Inclusion Potential, Polymorphism, and Molecular Isomerism of Metal Dibenzoylmethanates Coordinated with 2-Methylpyridine†

In this study, new complexes of metal(II) (Ni, Zn, Cd) dibenzoylmethanates (DBMs) coordinated with 2-methylpyridine (2-MePy) were prepared and studied for host properties as a function of their structure and molecular isomerism. The novel [Ni(2-MePy)2(DBM)2] complex host exists as the trans isomer in five structurally distinct phases comprising two guest-free polymorphs as well as inclusion compounds with benzene, carbon tetrachloride, chlorobenzene, and toluene. All architectures arise from van der Waals packing, the host materials having guest species located in channels or cages. The stability of inclusions correlates with the shape of the cavity space. For zinc dibenzoylmethanate only one 2-MePy unit coordinates to give the [Zn(2-MePy)(DBM)2] complex that does not exhibit inclusion properties. With cadmium dibenzoylmethanate, two polymorphic forms of the composition [Cd(2-MePy)2(DBM)2] were isolated. A metastable form contains complex molecules in the trans isomeric state, while a stable form contains cis isomers. As earlier, the ability to form clathrates was attributed only to trans-configured molecules of this type; the presence of a more stable cis form, with a trans-to-cis phase conversion enthalpy gain of as much as 17.2(6) kJ/mol, explains the failure to isolate any inclusion compounds of the Cd complex. The precedent of isolating both cis and trans isomers for the same complex of metal dibenzoylmethanate host is discussed in the context of designing novel materials where the potential for inclusion may be switched through molecular-level control of the isomeric state.
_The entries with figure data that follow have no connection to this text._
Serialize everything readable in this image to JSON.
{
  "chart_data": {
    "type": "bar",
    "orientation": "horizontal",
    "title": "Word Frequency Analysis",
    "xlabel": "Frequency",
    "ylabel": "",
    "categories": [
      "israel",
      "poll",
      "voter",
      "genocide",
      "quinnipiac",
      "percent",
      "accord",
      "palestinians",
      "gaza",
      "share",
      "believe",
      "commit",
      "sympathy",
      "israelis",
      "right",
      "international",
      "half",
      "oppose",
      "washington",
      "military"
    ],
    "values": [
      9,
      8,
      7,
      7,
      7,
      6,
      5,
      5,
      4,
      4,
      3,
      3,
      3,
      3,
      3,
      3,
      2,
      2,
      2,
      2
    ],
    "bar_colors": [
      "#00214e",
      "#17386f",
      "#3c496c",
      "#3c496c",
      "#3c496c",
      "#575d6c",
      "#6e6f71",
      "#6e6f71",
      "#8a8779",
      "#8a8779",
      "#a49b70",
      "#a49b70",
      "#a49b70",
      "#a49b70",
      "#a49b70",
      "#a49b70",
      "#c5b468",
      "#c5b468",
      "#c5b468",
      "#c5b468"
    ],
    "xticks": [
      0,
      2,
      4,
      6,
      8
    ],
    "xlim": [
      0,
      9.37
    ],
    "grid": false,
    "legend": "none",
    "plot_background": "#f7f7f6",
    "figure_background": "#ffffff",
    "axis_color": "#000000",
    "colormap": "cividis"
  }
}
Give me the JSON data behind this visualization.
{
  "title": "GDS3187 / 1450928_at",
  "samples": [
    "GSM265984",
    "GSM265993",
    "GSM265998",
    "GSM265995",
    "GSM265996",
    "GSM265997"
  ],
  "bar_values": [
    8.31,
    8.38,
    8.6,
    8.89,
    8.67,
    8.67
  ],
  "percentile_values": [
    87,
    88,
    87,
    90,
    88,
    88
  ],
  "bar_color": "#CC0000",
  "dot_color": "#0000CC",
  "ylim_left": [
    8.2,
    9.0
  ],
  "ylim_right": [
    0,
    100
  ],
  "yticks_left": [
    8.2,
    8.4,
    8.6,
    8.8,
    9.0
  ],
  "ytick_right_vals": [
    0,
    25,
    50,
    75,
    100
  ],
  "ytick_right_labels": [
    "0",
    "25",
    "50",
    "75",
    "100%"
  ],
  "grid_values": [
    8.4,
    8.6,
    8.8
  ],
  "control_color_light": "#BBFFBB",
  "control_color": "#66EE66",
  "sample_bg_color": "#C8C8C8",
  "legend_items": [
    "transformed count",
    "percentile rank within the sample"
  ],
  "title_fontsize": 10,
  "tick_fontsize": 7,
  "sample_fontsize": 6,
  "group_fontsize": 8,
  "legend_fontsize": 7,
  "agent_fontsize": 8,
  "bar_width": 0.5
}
在本研究中，通过2-甲基吡啶（2-MePy）配位的金属（II）二苯甲酰甲烷（DBMs）新复合物（Ni、Zn、Cd）被制备并研究，以探究其结构异构和分子异构对宿主性质的影响。新型[Ni(2-MePy)2(DBM)2]复合物宿主以顺式异构体存在于五个结构上各异的相中，包括两种无客体分子的多形体以及与苯、四氯化碳、氯苯和甲苯的包合化合物。所有结构均源自范德华堆积，宿主材料中的客体物种位于通道或笼中。包合物的稳定性与空腔空间的形状相关。对于锌二苯甲酰甲烷，只有一个2-MePy单元与配位，形成不具包合性质的[Zn(2-MePy)(DBM)2]复合物。至于镉二苯甲酰甲烷，分离出了两种组成[Cd(2-MePy)2(DBM)2]的多晶形态。一种亚稳态包含顺式异构体的复杂分子，而一种稳定形态包含反式异构体。与之前类似，形成笼状化合物的能力仅归因于此类反式构型的分子；更稳定的顺式形式的出现，其反式至顺式的相变焓变为高达17.2(6) kJ/mol，解释了为何无法分离出镉复合物的任何包合化合物。在讨论通过分子级对异构态的控制来设计能够切换包合潜力的新型材料时，提出了对同一金属二苯甲酰甲烷宿主复合物的顺式和反式异构体同时分离的先例。